The choice of tax-saving instruments should be based on the overall portfolio, and they should not be seen as separate from non-tax saving instruments. If a 35-year-old should ideally have 70-80% of her portfolio in equities, but has debt-heavy portfolio, she must choose her tax-saving investments in such a way to tilt the balance in favor of equities instead of putting money in FDs, PPF or NSC.

You overstate future tax-saving investments

Usually, your employer asks you to declare at the beginning of the financial year how much tax-saving investments you would make during the year. This is to calculate the amount of tax they need to deduct at source from your monthly your salary.

Sometimes you tick all the options, indicating that you would exhaust the deduction limits.

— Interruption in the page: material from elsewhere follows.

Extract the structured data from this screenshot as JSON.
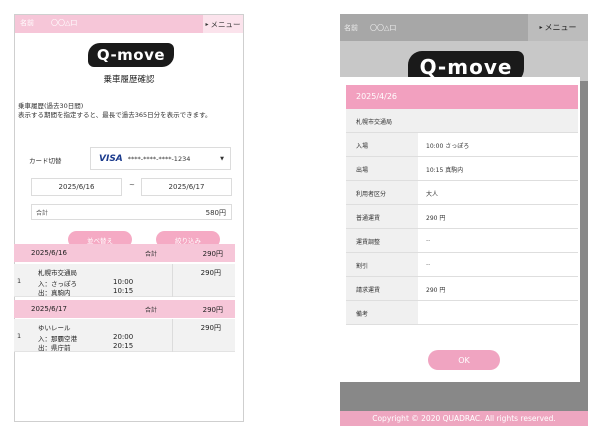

However, you invest only a fraction of the declared amount during the year. This could lead to higher tax deduction during the last 2-3 months of the financial year, creating financial strain in those days.

You have high exposure to instruments where returns are taxable

Interest from bank FDs, NSCs, bonds and debentures are taxable. If a big chunk of your portfolio is invested in such instruments, 10-30% of your earnings from these investments would go in paying taxes.

Your portfolio should have moderate-to-high exposure to products such as stocks, equity mutual funds, PPF, tax-free bonds, etc where returns (long-term capital gains, dividends in case of equities) are exempt from tax.

Remember: willful non-disclosure of income such as dividends from debt funds, capital gains, interest on debentures, bonds etc are considered par for the course when it comes to tax planning. However, given that the tracking mechanism of the Income Tax department is getting better, such tactics may land you in trouble and you may be sent back to the dressing room.

There’s only one way of staying out there in the middle when it comes to tax saving, and that is to plan right and invest smart.

So, what kind of player are you – one who revels in the middle or broods in the dressing room?